Als we willen dat een advocaat in de gesubsidieerde rechtsbijstand kwaliteit biedt, dan is het ons inziens moeilijk om een groep advocaten die dat doet (noem ze maar ‘de sociale advocatuur’) te behouden, als u tegelijkertijd de eis stelt dat zij zich niet volledig afhankelijk mogen maken van overheidssubsidies. Deze advocaten hebben juist veel routine in deze zaken en scholen zich ook voortdurend bij op deze rechtsgebieden (bijvoorbeeld bestuursrecht, asielrecht, et cetera).
We vragen u dan ook om af te stappen van de eis dat een advocaat (of een coöperatie van advocaten) zich niet volledig door gesubsidieerde rechtsbijstand mag financieren. Juist met de samenwerking met de sociale advocatuur hebben we als sociaal raadslieden goede ervaringen en juist in deze groep zit vaak de kwaliteit waarmee onze cliënten goed geholpen worden. 

Naar aanleiding van de brief en de uitgangspunten voor dit nieuwe stelsel, willen wij  ook graag reageren op deze uitgangspunten. Wij lopen deze puntsgewijs langs.

  1. Eigen bijdrage wordt meer afhankelijk van de kosten van rechtsbijstand

Hoe hoger de kosten van de zaak, hoe hoger de bijdrage van de burger. Wij vragen ons serieus af of met name kwetsbare burgers (laagopgeleid, laaggeletterd, digibeten, Nederlandse taal niet/onvoldoende machtig, dak- en thuislozen) wel voldoende in staat zijn om bij aanvang van een rechtsprocedure al te weten hoeveel deze zaak hen gaat kosten. En als zij dat wél weten, wat zijn dan hun mogelijkheden? Wat kunnen ze doen als ze weten dat het veel geld kan gaan kosten? Wel of geen zaak beginnen? De toegang tot het recht wordt zo op financiële gronden verhinderd.
En kosten zijn er al snel als er een voorlopige voorziening wordt toegekend. Dan gaat een advocaat ermee aan de slag, naar de rechtbank met alle kosten van dien.
In het algemeen: dient het middel wel het doel? Wij adviseren: meer en beter insteken op het voorkomen van rechtsgang, de burger meer en beter informeren over alternatieve mogelijkheden en hen daarin ondersteunen. Voor die zaken waar het er wel toe doet, moet dat financieel geen belemmering zijn. Ook hier wijzen wij u op het belang van het betrekken van de gemeenten bij de herziening van het rechtsstelsel als u wilt voorkomen dat via de bijzondere bijstand de eigen bijdrage wordt gecompenseerd.
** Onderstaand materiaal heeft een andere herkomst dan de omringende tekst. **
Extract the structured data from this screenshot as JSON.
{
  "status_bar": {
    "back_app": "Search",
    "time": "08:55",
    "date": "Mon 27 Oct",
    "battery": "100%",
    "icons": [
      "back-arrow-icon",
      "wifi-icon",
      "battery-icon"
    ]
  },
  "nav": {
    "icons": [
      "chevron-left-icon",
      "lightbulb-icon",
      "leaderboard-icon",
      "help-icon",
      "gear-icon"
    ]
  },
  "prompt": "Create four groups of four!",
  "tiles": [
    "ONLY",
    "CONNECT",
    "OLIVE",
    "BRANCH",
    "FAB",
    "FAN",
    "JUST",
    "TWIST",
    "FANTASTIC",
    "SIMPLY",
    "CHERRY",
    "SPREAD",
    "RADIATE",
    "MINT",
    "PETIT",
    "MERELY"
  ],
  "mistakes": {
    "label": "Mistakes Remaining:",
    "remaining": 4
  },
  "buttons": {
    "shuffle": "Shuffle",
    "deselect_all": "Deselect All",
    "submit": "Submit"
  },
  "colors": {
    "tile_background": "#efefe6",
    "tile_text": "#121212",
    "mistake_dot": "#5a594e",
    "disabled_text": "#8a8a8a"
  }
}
Wij onderschrijven ook de brief van de Federatie Opvang en RIBW aan u, waarin nadrukkelijk nog eens aandacht wordt gevraagd voor de meeste kwetsbare groepen in de samenleving en hun toegang tot het recht.

  1. Betalen naar draagkracht

Betalen naar draagkracht: dit is op zich een goede regeling. Maar wij willen u erop wijzen dat mensen die op de beslagvrije voet leven geen geld hebben om de eigen bijdrage te betalen.
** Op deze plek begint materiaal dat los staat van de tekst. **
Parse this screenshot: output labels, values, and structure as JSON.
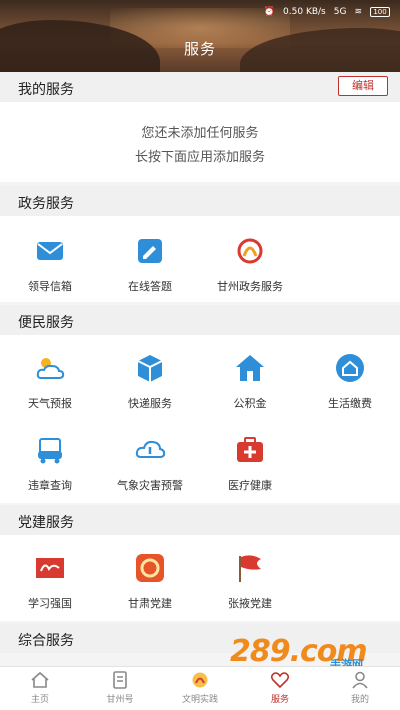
{
  "status_bar": {
    "speed": "0.50 KB/s",
    "network": "5G",
    "battery": "100"
  },
  "header": {
    "title": "服务"
  },
  "my_services": {
    "title": "我的服务",
    "edit_label": "编辑",
    "empty_line1": "您还未添加任何服务",
    "empty_line2": "长按下面应用添加服务"
  },
  "gov": {
    "title": "政务服务",
    "items": [
      {
        "label": "领导信箱",
        "icon": "mail-icon"
      },
      {
        "label": "在线答题",
        "icon": "edit-note-icon"
      },
      {
        "label": "甘州政务服务",
        "icon": "gov-logo-icon"
      }
    ]
  },
  "life": {
    "title": "便民服务",
    "items": [
      {
        "label": "天气预报",
        "icon": "weather-icon"
      },
      {
        "label": "快递服务",
        "icon": "package-icon"
      },
      {
        "label": "公积金",
        "icon": "house-fund-icon"
      },
      {
        "label": "生活缴费",
        "icon": "home-bill-icon"
      },
      {
        "label": "违章查询",
        "icon": "car-violation-icon"
      },
      {
        "label": "气象灾害预警",
        "icon": "cloud-warning-icon"
      },
      {
        "label": "医疗健康",
        "icon": "medical-kit-icon"
      }
    ]
  },
  "party": {
    "title": "党建服务",
    "items": [
      {
        "label": "学习强国",
        "icon": "xuexi-logo-icon"
      },
      {
        "label": "甘肃党建",
        "icon": "gansu-party-icon"
      },
      {
        "label": "张掖党建",
        "icon": "party-flag-icon"
      }
    ]
  },
  "general": {
    "title": "综合服务"
  },
  "tabs": [
    {
      "label": "主页",
      "icon": "home-icon"
    },
    {
      "label": "甘州号",
      "icon": "doc-icon"
    },
    {
      "label": "文明实践",
      "icon": "practice-logo-icon"
    },
    {
      "label": "服务",
      "icon": "heart-service-icon",
      "active": true
    },
    {
      "label": "我的",
      "icon": "profile-icon"
    }
  ],
  "watermark": {
    "logo": "289.com",
    "sub": "手游网"
  },
  "colors": {
    "accent": "#c0312b",
    "blue": "#2e8fd8",
    "red": "#d93a30"
  }
}
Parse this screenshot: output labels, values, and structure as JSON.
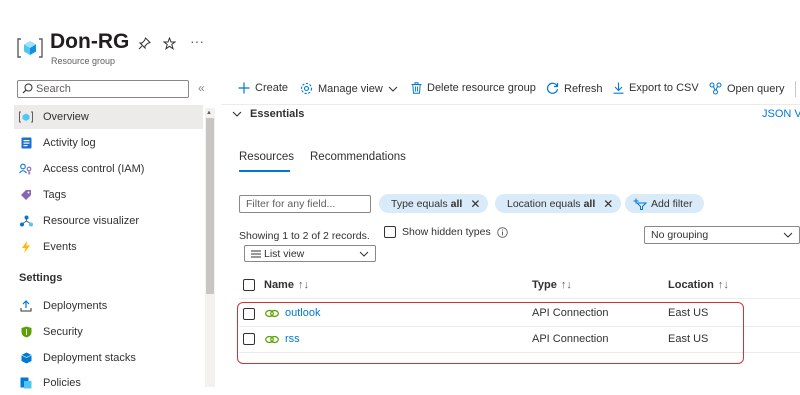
{
  "header": {
    "title": "Don-RG",
    "subtitle": "Resource group",
    "pin_icon": "pin-icon",
    "star_icon": "star-icon",
    "more_label": "···"
  },
  "sidebar": {
    "search_placeholder": "Search",
    "collapse_label": "«",
    "items": [
      {
        "label": "Overview",
        "icon": "resource-group-icon",
        "active": true
      },
      {
        "label": "Activity log",
        "icon": "activity-log-icon"
      },
      {
        "label": "Access control (IAM)",
        "icon": "iam-icon"
      },
      {
        "label": "Tags",
        "icon": "tag-icon"
      },
      {
        "label": "Resource visualizer",
        "icon": "visualizer-icon"
      },
      {
        "label": "Events",
        "icon": "lightning-icon"
      }
    ],
    "settings_heading": "Settings",
    "settings_items": [
      {
        "label": "Deployments",
        "icon": "deployments-icon"
      },
      {
        "label": "Security",
        "icon": "shield-icon"
      },
      {
        "label": "Deployment stacks",
        "icon": "stack-icon"
      },
      {
        "label": "Policies",
        "icon": "policy-icon"
      }
    ]
  },
  "toolbar": {
    "create": "Create",
    "manage_view": "Manage view",
    "delete": "Delete resource group",
    "refresh": "Refresh",
    "export": "Export to CSV",
    "open_query": "Open query"
  },
  "essentials": {
    "label": "Essentials",
    "json_view": "JSON Vi"
  },
  "tabs": [
    "Resources",
    "Recommendations"
  ],
  "filters": {
    "placeholder": "Filter for any field...",
    "type_pill": {
      "label": "Type equals",
      "value": "all"
    },
    "location_pill": {
      "label": "Location equals",
      "value": "all"
    },
    "add_filter": "Add filter"
  },
  "records_text": "Showing 1 to 2 of 2 records.",
  "show_hidden": "Show hidden types",
  "list_view": "List view",
  "grouping": "No grouping",
  "table": {
    "columns": [
      "Name",
      "Type",
      "Location"
    ],
    "sort_glyph": "↑↓",
    "rows": [
      {
        "name": "outlook",
        "type": "API Connection",
        "location": "East US"
      },
      {
        "name": "rss",
        "type": "API Connection",
        "location": "East US"
      }
    ]
  },
  "colors": {
    "accent": "#0078d4",
    "highlight": "#d13438",
    "pill": "#d9ebf9"
  }
}
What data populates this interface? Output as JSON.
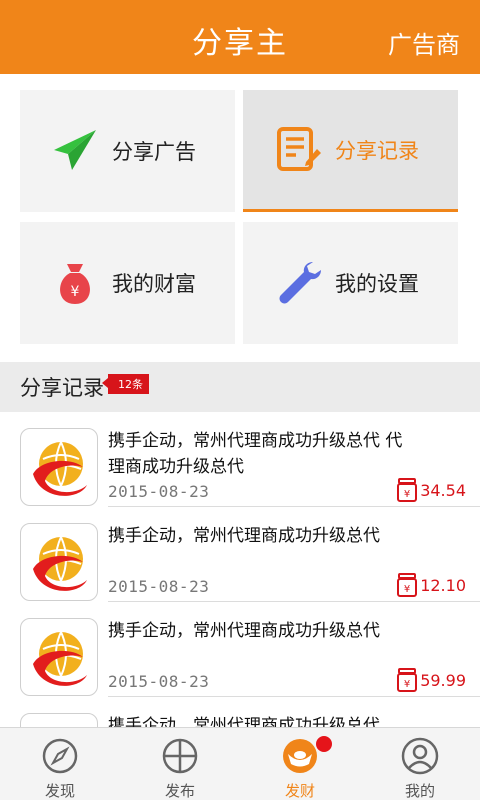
{
  "header": {
    "title": "分享主",
    "right_label": "广告商"
  },
  "tiles": [
    {
      "label": "分享广告",
      "icon": "paper-plane-icon"
    },
    {
      "label": "分享记录",
      "icon": "document-edit-icon"
    },
    {
      "label": "我的财富",
      "icon": "money-bag-icon"
    },
    {
      "label": "我的设置",
      "icon": "wrench-icon"
    }
  ],
  "section": {
    "title": "分享记录",
    "badge": "12条"
  },
  "records": [
    {
      "title": "携手企动，常州代理商成功升级总代 代理商成功升级总代",
      "date": "2015-08-23",
      "amount": "34.54"
    },
    {
      "title": "携手企动，常州代理商成功升级总代",
      "date": "2015-08-23",
      "amount": "12.10"
    },
    {
      "title": "携手企动，常州代理商成功升级总代",
      "date": "2015-08-23",
      "amount": "59.99"
    },
    {
      "title": "携手企动，常州代理商成功升级总代",
      "date": "",
      "amount": ""
    }
  ],
  "tabbar": [
    {
      "label": "发现",
      "icon": "compass-icon"
    },
    {
      "label": "发布",
      "icon": "plus-circle-icon"
    },
    {
      "label": "发财",
      "icon": "ingot-icon"
    },
    {
      "label": "我的",
      "icon": "user-icon"
    }
  ],
  "colors": {
    "accent": "#f08519",
    "red": "#d7141a",
    "green": "#35c13e",
    "blue": "#5b6ee1"
  }
}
  1. Meer gelijke toegang tot het recht

Wij pleiten er ook voor om meer rekening te houden met burgers die net buiten de gesubsidieerde rechtsbijstand vallen. Niet iedereen heeft een rechtsbijstandsverzekering. Het is beter om hier een glijdende schaal te gebruiken in plaats van een harde cesuur tussen inkomensschalen.
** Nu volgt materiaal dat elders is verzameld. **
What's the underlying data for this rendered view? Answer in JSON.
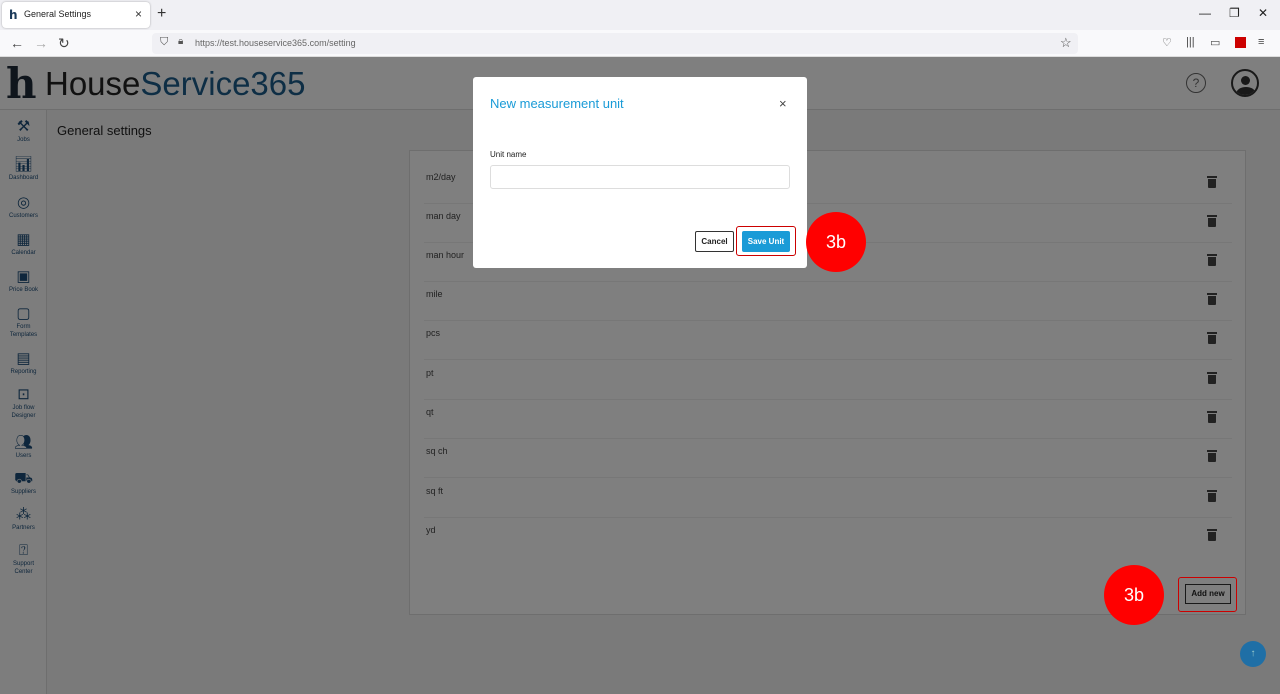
{
  "browser": {
    "tab_title": "General Settings",
    "tab_close": "×",
    "new_tab": "+",
    "url": "https://test.houseservice365.com/setting",
    "win_minimize": "—",
    "win_restore": "❐",
    "win_close": "✕"
  },
  "app": {
    "logo_word1": "House",
    "logo_word2": "Service365"
  },
  "sidebar": {
    "items": [
      {
        "label": "Jobs",
        "icon": "tools-icon"
      },
      {
        "label": "Dashboard",
        "icon": "chart-icon"
      },
      {
        "label": "Customers",
        "icon": "customers-icon"
      },
      {
        "label": "Calendar",
        "icon": "calendar-icon"
      },
      {
        "label": "Price Book",
        "icon": "price-book-icon"
      },
      {
        "label": "Form",
        "label2": "Templates",
        "icon": "form-icon"
      },
      {
        "label": "Reporting",
        "icon": "report-icon"
      },
      {
        "label": "Job flow",
        "label2": "Designer",
        "icon": "flow-icon"
      },
      {
        "label": "Users",
        "icon": "users-icon"
      },
      {
        "label": "Suppliers",
        "icon": "truck-icon"
      },
      {
        "label": "Partners",
        "icon": "partners-icon"
      },
      {
        "label": "Support",
        "label2": "Center",
        "icon": "help-icon"
      }
    ]
  },
  "main": {
    "page_title": "General settings",
    "units": [
      "m2/day",
      "man day",
      "man hour",
      "mile",
      "pcs",
      "pt",
      "qt",
      "sq ch",
      "sq ft",
      "yd"
    ],
    "add_new_label": "Add new"
  },
  "modal": {
    "title": "New measurement unit",
    "close": "×",
    "field_label": "Unit name",
    "field_value": "",
    "cancel_label": "Cancel",
    "save_label": "Save Unit"
  },
  "callouts": {
    "save": "3b",
    "add": "3b"
  },
  "scroll_top": "↑",
  "colors": {
    "accent": "#1a9bd7",
    "highlight": "#cc0000",
    "callout": "#ff0000"
  }
}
  1. Vangnetten bij betalingsonmacht

U stelt dat als burgers het niet kunnen betalen er vangnetregelingen moeten zijn, zoals een afbetalingsregeling en een hardheidsclausule. Dat juichen wij toe. In dit uitgangspunt wordt gesteld dat de eigen bijdrage rechtstreeks geïnd gaat worden door de overheid. Vraag is wel hoeveel administratieve lasten dit met zich mee brengt, zeker als je dit achteraf gaat innen bij de burger. Zeker bij burgers die weinig eigen geld hebben, zal dit voor problemen zorgen; gaat de overheid dan weer procedures starten, met alle kosten en rompslomp van dien? Wij vragen ons ernstig af of dit wel werkt als een prikkel om minder gebruik te maken van rechtsbijstand.

Wij hopen dat onze reactie bijdraagt aan een stelselwijzing die gesubsidieerde rechtsbijstand bereikbaar houdt voor juist die burgers die er het meest baat bij kunnen hebben.

Namens de LOSR / Sociaal Werk Nederland

Jan Hamming, Voorzitter LOSR

Lex Staal, Directeur Sociaal Werk Nederland

[1] Op bladzijde 10 staat immers “Het aantal declarabele uren kan daardoor wel eens hoger komen te liggen dan de 1.200 uren waar de commissie-Wolfsen van uit ging”. Maar op bladzijde 11 staat dan weer “De strikte waterscheiding in de advocatuur is onwenselijk (…)”.